Prelude Therapeutics Incorporated (the “Issuer”)

 

ITEM 1(B).

ADDRESS OF ISSUER’S PRINCIPAL EXECUTIVE OFFICES

200 Powder Mill Road

Wilmington, DE 19803

 

ITEM 2(A).

NAME OF PERSONS FILING

Krishna Vaddi (the “Reporting Person”)

 

ITEM 2(B).

ADDRESS OF PRINCIPAL OFFICE

c/o Prelude Therapeutics Incorporated

200 Powder Mill Road

Wilmington, DE 19803

 

ITEM 2(C).

CITIZENSHIP

United States

 

ITEM 2(D).

TITLE OF CLASS OF SECURITIES

Common Stock, par value $0.0001 per share

 

ITEM 2(E)

CUSIP NUMBER

74065P101

 

ITEM 3.

IF THIS STATEMENT IS FILED PURSUANT TO RULE 13D-1(B), OR 13D-2(B) OR (C), CHECK WHETHER THE PERSON FILING IS A:

Not applicable.

 

ITEM 4.

OWNERSHIP

(a) Amount beneficially owned:

See Row 9 of cover page for each Reporting Person.

(b) Percent of Class:

See Row 11 of cover page for each Reporting Person.

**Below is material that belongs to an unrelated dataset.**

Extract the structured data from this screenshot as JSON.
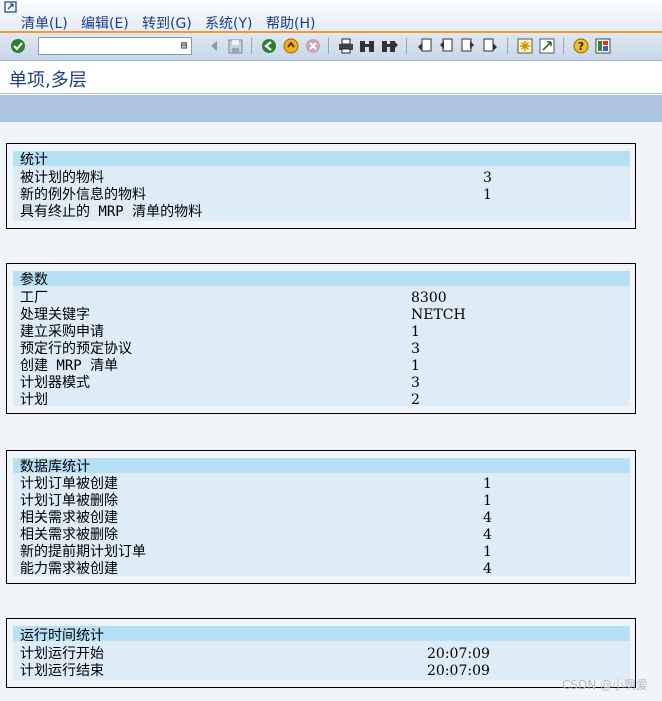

(c) Number of shares as to which such person has:

(i) Sole power to vote or to direct the vote:

See Row 5 of cover page for each Reporting Person.


CUSIP #74065P101

 

(ii) Shared power to vote or to direct the vote:

See Row 6 of cover page for each Reporting Person.

(iii) Sole power to dispose or to direct the disposition of:

See Row 7 of cover page for each Reporting Person.

(iv) Shared power to dispose or to direct the disposition of:

See Row 8 of cover page for each Reporting Person.

 

ITEM 5.

OWNERSHIP OF FIVE PERCENT OR LESS OF A CLASS

Not applicable.

 

ITEM 6.

OWNERSHIP OF MORE THAN FIVE PERCENT ON BEHALF OF ANOTHER PERSON.

Not applicable.

 

ITEM 7.

IDENTIFICATION AND CLASSIFICATION OF THE SUBSIDIARY WHICH ACQUIRED THE SECURITY BEING REPORTED ON BY THE PARENT HOLDING COMPANY

Not applicable.

 

ITEM 8.

IDENTIFICATION AND CLASSIFICATION OF MEMBERS OF THE GROUP.

Not applicable.

 

ITEM 9.

NOTICE OF DISSOLUTION OF GROUP.

Not applicable.

 

ITEM 10.

CERTIFICATION.

Not applicable.


SIGNATURES

After reasonable inquiry and to the best of my knowledge and belief, I certify that the information set forth in this statement is true, complete and correct.